Efficient algorithm to find all peaks in a 2d array [duplicate]

Question

Given a matrix M of integers, a peak is an element of the array that is no smaller than its 4 neighbours (up, down, left, right). There is a nice linear time (O(n) for an n by n matrix) algorithm to find a peak, for example in these lecture notes or a slightly simpler O(n log n) time solution in this code.

Say I want to find k peaks, if that many exist. Is there a way to do this in O(n + k) or O(n log n + k) time?

Answer 1

The answer is no. If k > 1 then the worst case performance will be O(n^2).

The problem is with the "if that many exist" part. When the input contains fewer than k peaks, our algorithm can terminate only when we are certain that there are fewer than k peaks to be found.
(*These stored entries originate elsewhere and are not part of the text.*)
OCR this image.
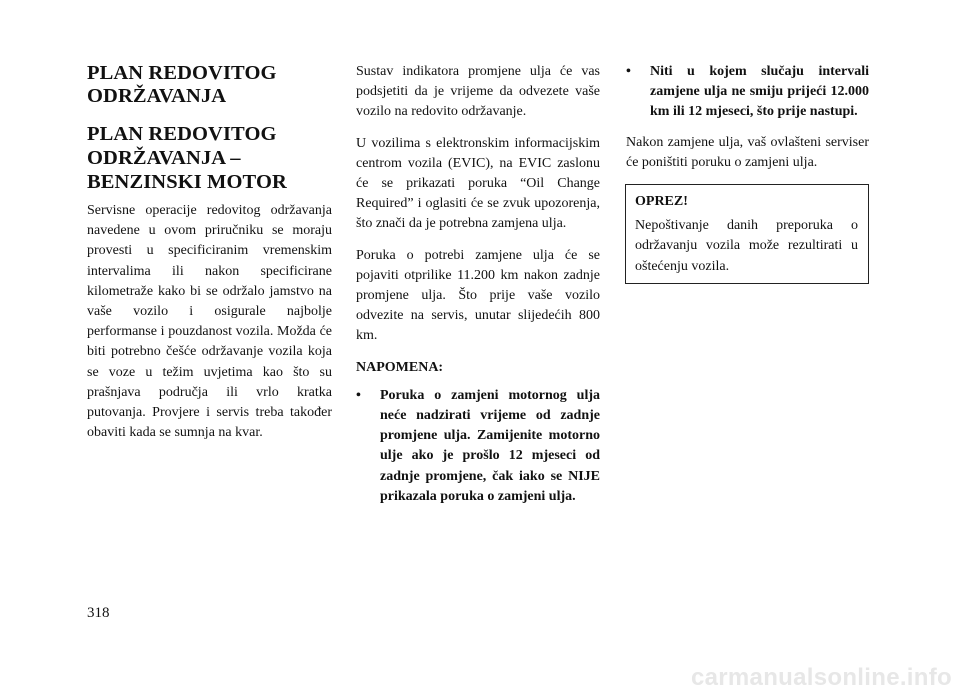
PLAN REDOVITOG ODRŽAVANJA
PLAN REDOVITOG ODRŽAVANJA – BENZINSKI MOTOR

Servisne operacije redovitog održavanja navedene u ovom priručniku se moraju provesti u specificiranim vremenskim intervalima ili nakon specificirane kilometraže kako bi se održalo jamstvo na vaše vozilo i osigurale najbolje performanse i pouzdanost vozila. Možda će biti potrebno češće održavanje vozila koja se voze u težim uvjetima kao što su prašnjava područja ili vrlo kratka putovanja. Provjere i servis treba također obaviti kada se sumnja na kvar.

Sustav indikatora promjene ulja će vas podsjetiti da je vrijeme da odvezete vaše vozilo na redovito održavanje.

U vozilima s elektronskim informacijskim centrom vozila (EVIC), na EVIC zaslonu će se prikazati poruka “Oil Change Required” i oglasiti će se zvuk upozorenja, što znači da je potrebna zamjena ulja.

Poruka o potrebi zamjene ulja će se pojaviti otprilike 11.200 km nakon zadnje promjene ulja. Što prije vaše vozilo odvezite na servis, unutar slijedećih 800 km.

NAPOMENA:
• Poruka o zamjeni motornog ulja neće nadzirati vrijeme od zadnje promjene ulja. Zamijenite motorno ulje ako je prošlo 12 mjeseci od zadnje promjene, čak iako se NIJE prikazala poruka o zamjeni ulja.
• Niti u kojem slučaju intervali zamjene ulja ne smiju prijeći 12.000 km ili 12 mjeseci, što prije nastupi.

Nakon zamjene ulja, vaš ovlašteni serviser će poništiti poruku o zamjeni ulja.

OPREZ!

Nepoštivanje danih preporuka o održavanju vozila može rezultirati u oštećenju vozila.

318
carmanualsonline.info
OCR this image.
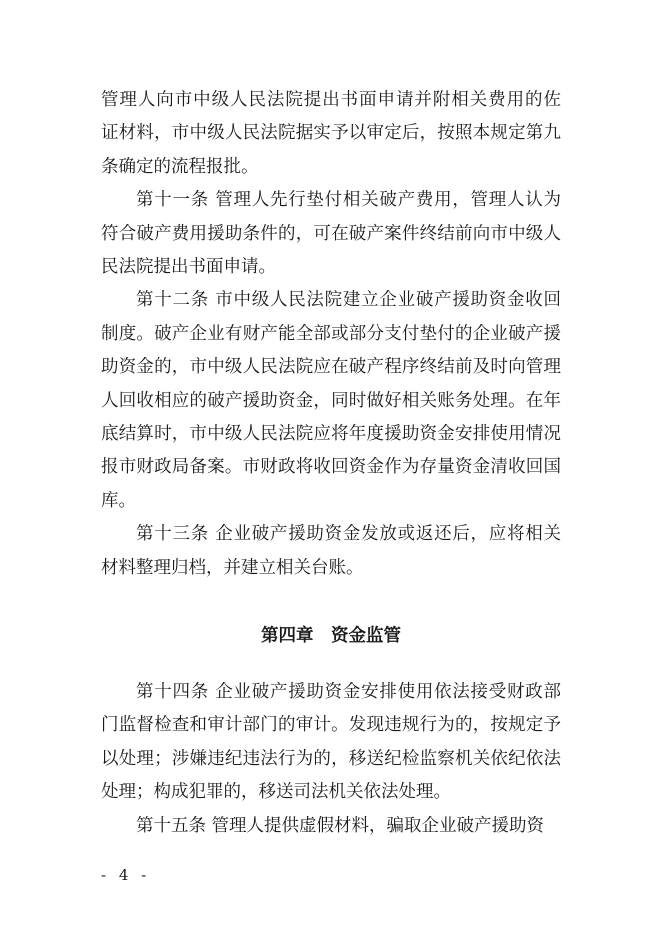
管理人向市中级人民法院提出书面申请并附相关费用的佐
证材料，市中级人民法院据实予以审定后，按照本规定第九
条确定的流程报批。
第十一条 管理人先行垫付相关破产费用，管理人认为
符合破产费用援助条件的，可在破产案件终结前向市中级人
民法院提出书面申请。
第十二条 市中级人民法院建立企业破产援助资金收回
制度。破产企业有财产能全部或部分支付垫付的企业破产援
助资金的，市中级人民法院应在破产程序终结前及时向管理
人回收相应的破产援助资金，同时做好相关账务处理。在年
底结算时，市中级人民法院应将年度援助资金安排使用情况
报市财政局备案。市财政将收回资金作为存量资金清收回国
库。
第十三条 企业破产援助资金发放或返还后，应将相关
材料整理归档，并建立相关台账。
第十四条 企业破产援助资金安排使用依法接受财政部
门监督检查和审计部门的审计。发现违规行为的，按规定予
以处理；涉嫌违纪违法行为的，移送纪检监察机关依纪依法
处理；构成犯罪的，移送司法机关依法处理。
第十五条 管理人提供虚假材料，骗取企业破产援助资
第四章　资金监管
- 4 -
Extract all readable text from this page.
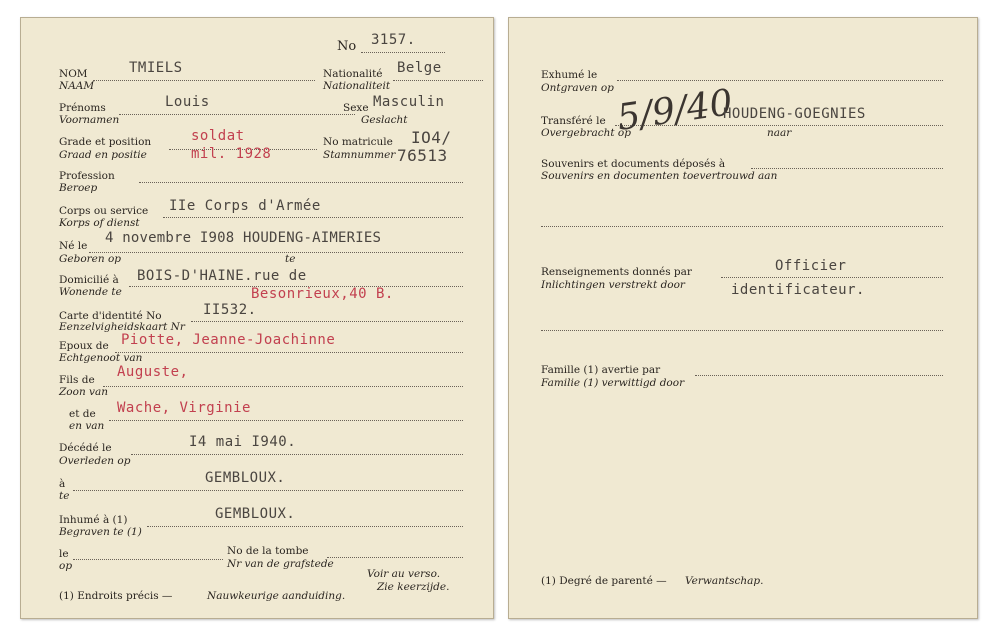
No 3157.
NOM
NAAM
TMIELS	Nationalité
Nationaliteit
Belge
Prénoms
Voornamen
Louis	Sexe
Geslacht
Masculin
Grade et position
Graad en positie
soldat
mil. 1928
No matricule
Stamnummer
IO4/
76513
Profession
Beroep
Corps ou service
Korps of dienst
IIe Corps d'Armée
Né le
Geboren op	te
4 novembre I908 HOUDENG-AIMERIES
Domicilié à
Wonende te
BOIS-D'HAINE.rue de
Besonrieux,40 B.
Carte d'identité No
Eenzelvigheidskaart Nr
II532.
Epoux de
Echtgenoot van
Piotte, Jeanne-Joachinne
Fils de
Zoon van
Auguste,
et de
en van
Wache, Virginie
Décédé le
Overleden op
I4 mai I940.
à
te
GEMBLOUX.
Inhumé à (1)
Begraven te (1)
GEMBLOUX.
le
op
No de la tombe
Nr van de grafstede
Voir au verso.
Zie keerzijde.
(1) Endroits précis —	Nauwkeurige aanduiding.
Exhumé le
Ontgraven op
Transféré le
Overgebracht op	naar
5/9/40
HOUDENG-GOEGNIES
Souvenirs et documents déposés à
Souvenirs en documenten toevertrouwd aan
Renseignements donnés par
Inlichtingen verstrekt door
Officier
identificateur.
Famille (1) avertie par
Familie (1) verwittigd door
(1) Degré de parenté — Verwantschap.
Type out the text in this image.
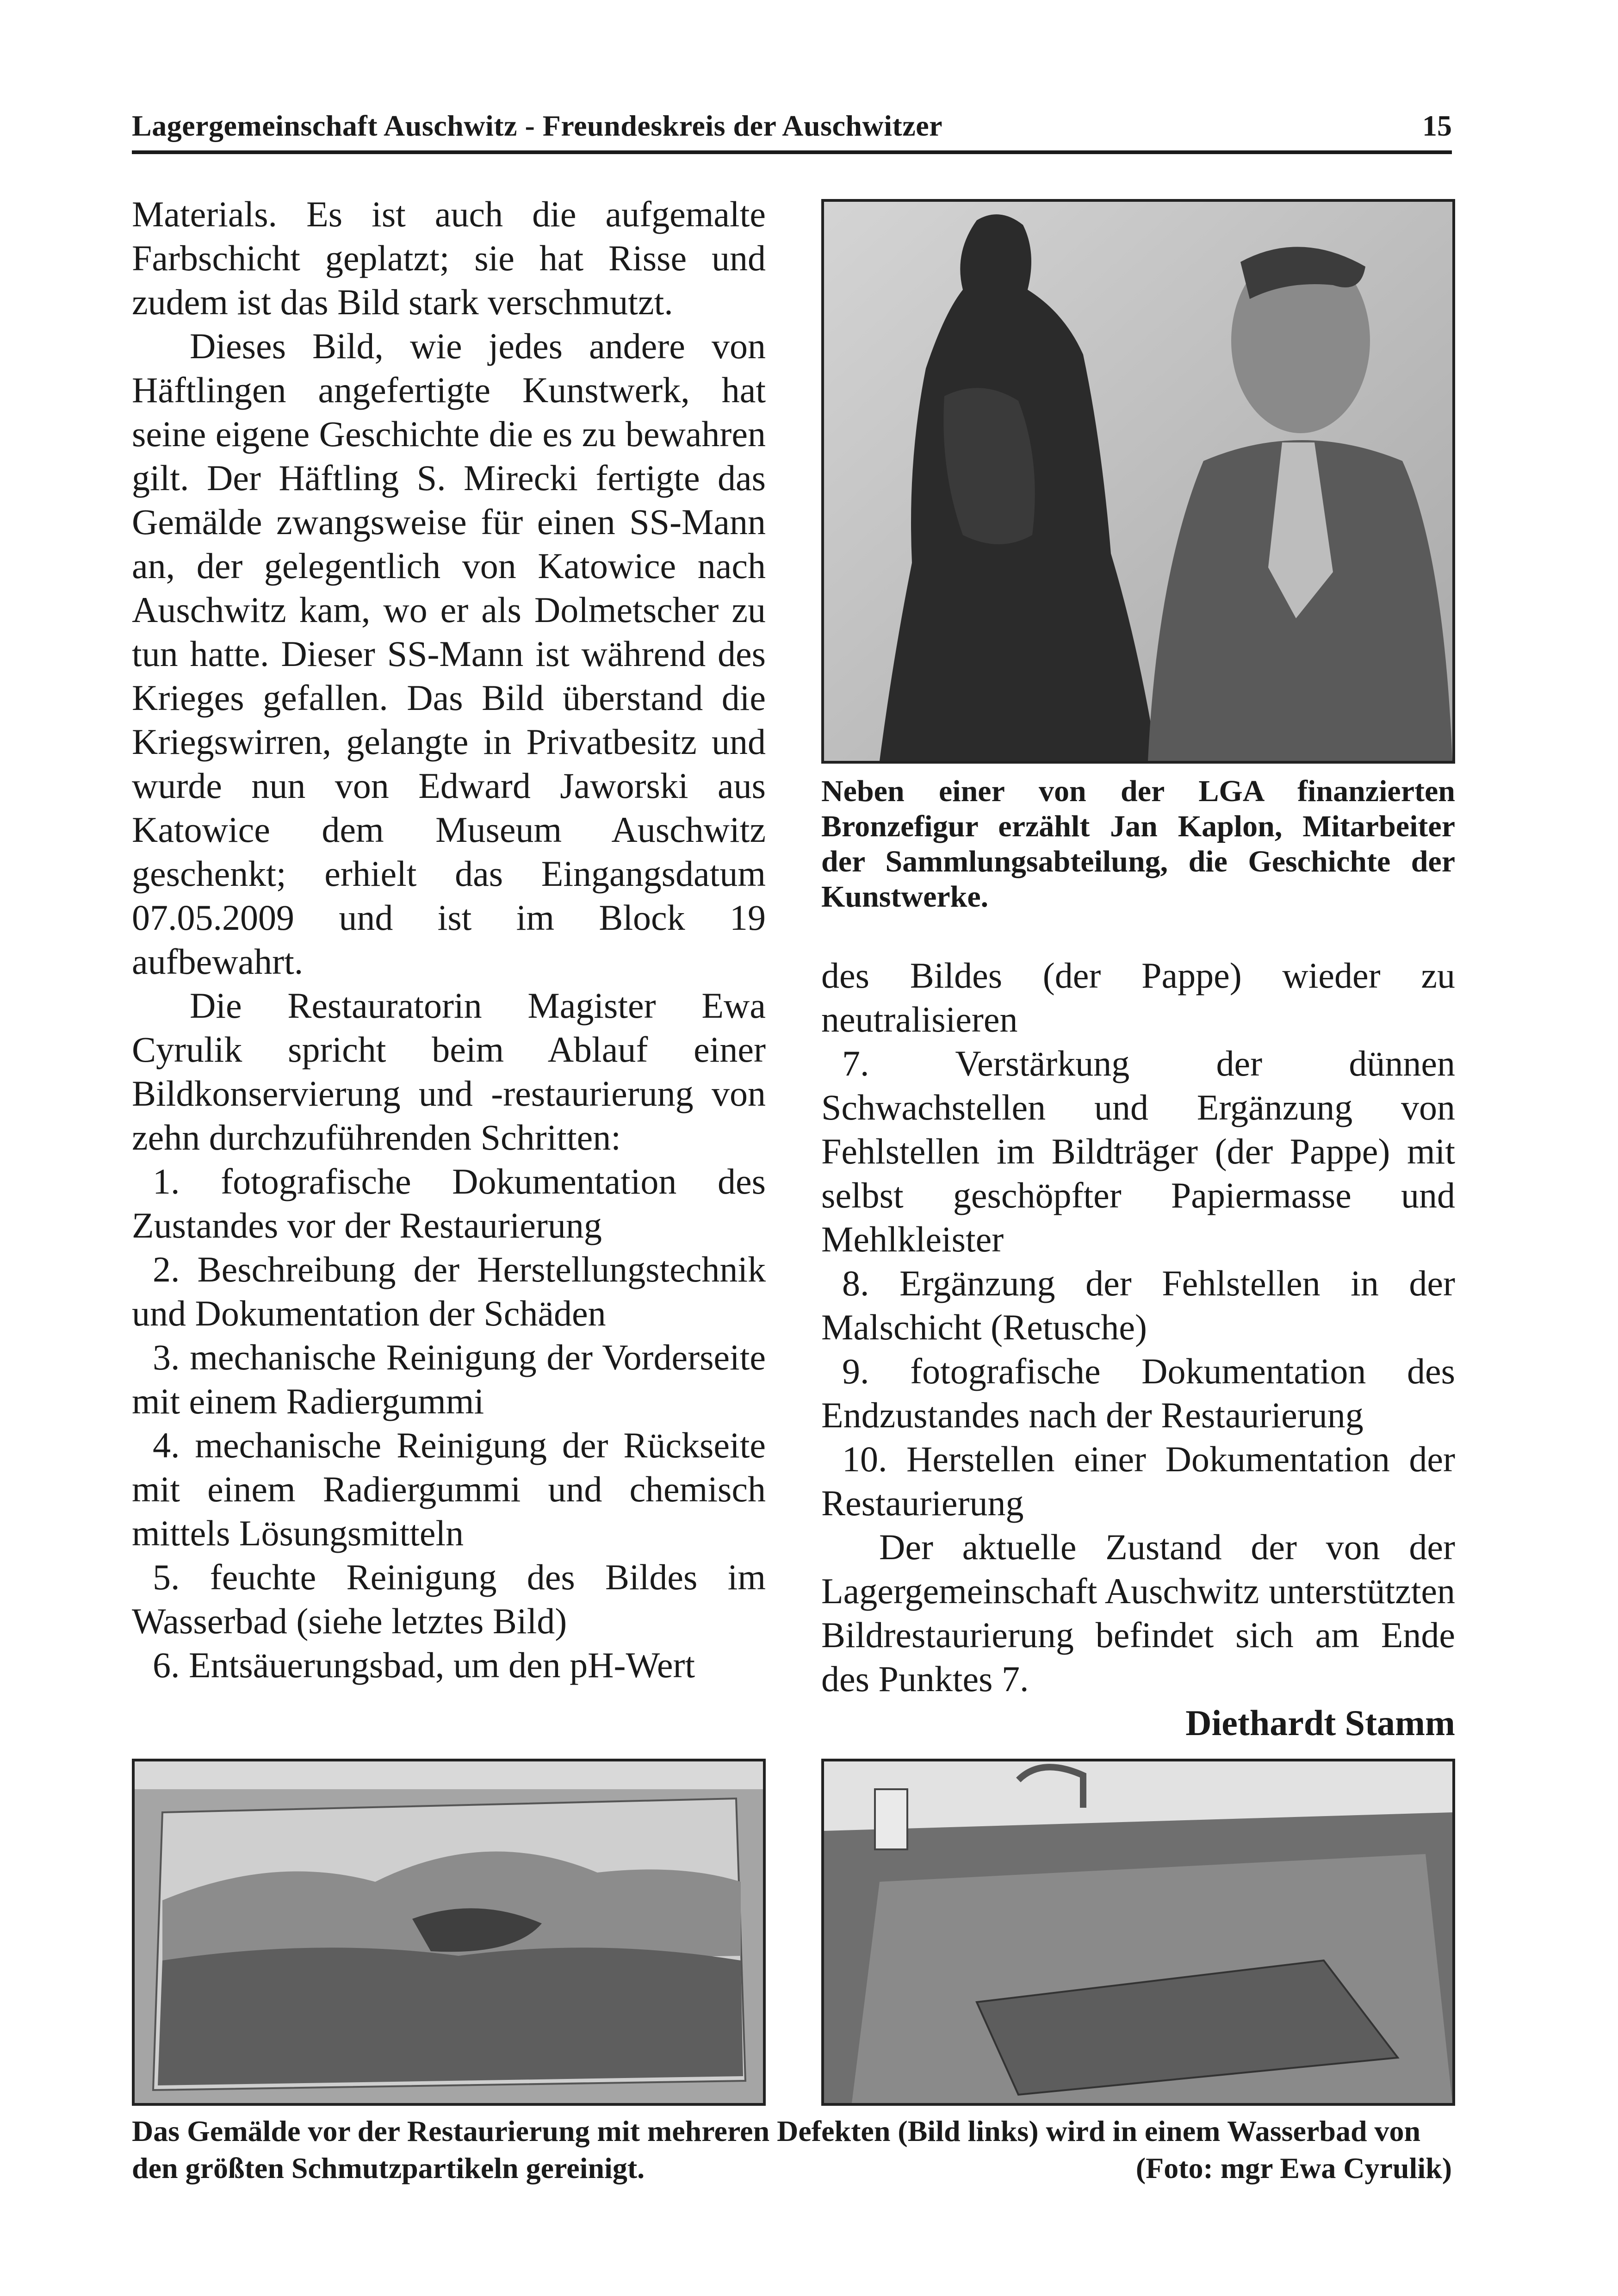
Lagergemeinschaft Auschwitz - Freundeskreis der Auschwitzer	15

Materials. Es ist auch die aufgemalte Farbschicht geplatzt; sie hat Risse und zudem ist das Bild stark verschmutzt.

Dieses Bild, wie jedes andere von Häftlingen angefertigte Kunstwerk, hat seine eigene Geschichte die es zu bewahren gilt. Der Häftling S. Mirecki fertigte das Gemälde zwangsweise für einen SS-Mann an, der gelegentlich von Katowice nach Auschwitz kam, wo er als Dolmetscher zu tun hatte. Dieser SS-Mann ist während des Krieges gefallen. Das Bild überstand die Kriegswirren, gelangte in Privatbesitz und wurde nun von Edward Jaworski aus Katowice dem Museum Auschwitz geschenkt; erhielt das Eingangsdatum 07.05.2009 und ist im Block 19 aufbewahrt.

Die Restauratorin Magister Ewa Cyrulik spricht beim Ablauf einer Bildkonservierung und -restaurierung von zehn durchzuführenden Schritten:

1. fotografische Dokumentation des Zustandes vor der Restaurierung

2. Beschreibung der Herstellungstechnik und Dokumentation der Schäden

3. mechanische Reinigung der Vorderseite mit einem Radiergummi

4. mechanische Reinigung der Rückseite mit einem Radiergummi und chemisch mittels Lösungsmitteln

5. feuchte Reinigung des Bildes im Wasserbad (siehe letztes Bild)

6. Entsäuerungsbad, um den pH-Wert

Neben einer von der LGA finanzierten Bronzefigur erzählt Jan Kaplon, Mitarbeiter der Sammlungsabteilung, die Geschichte der Kunstwerke.

des Bildes (der Pappe) wieder zu neutralisieren

7. Verstärkung der dünnen Schwachstellen und Ergänzung von Fehlstellen im Bildträger (der Pappe) mit selbst geschöpfter Papiermasse und Mehlkleister

8. Ergänzung der Fehlstellen in der Malschicht (Retusche)

9. fotografische Dokumentation des Endzustandes nach der Restaurierung

10. Herstellen einer Dokumentation der Restaurierung

Der aktuelle Zustand der von der Lagergemeinschaft Auschwitz unterstützten Bildrestaurierung befindet sich am Ende des Punktes 7.

Diethardt Stamm

Das Gemälde vor der Restaurierung mit mehreren Defekten (Bild links) wird in einem Wasserbad von den größten Schmutzpartikeln gereinigt.	(Foto: mgr Ewa Cyrulik)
I will prove (below) that we can only be certain there are fewer than k peaks if we have performed O(n^2) comparisons between neighbouring elements.

Proof:

To be certain that an element is not a peak we must compare it to at least one of its neighbours - if that neighbour happens to be bigger then the element is not a peak. If we have not yet compared an element to any of its neighbours then it could still be a peak, and every comparison we do rules out at most one element from being a peak. Knowing that there are fewer than k peaks in our input is equivalent to knowing that there are at least n^2 - k + 1 non-peaks, which requires that we have performed at least n^2 - k + 1 comparisons, which is O(n^2). For k > 1 there exist inputs with < k peaks, and so in the worst case we will have to perform these O(n^2) comparisons before we stop our search.

Note:

The reason this problem does not arise for the case k = 1 is because every input is guaranteed to have at least one peak. We stop the search when we find our first peak, therefore we never have to check that there are no more peaks to find.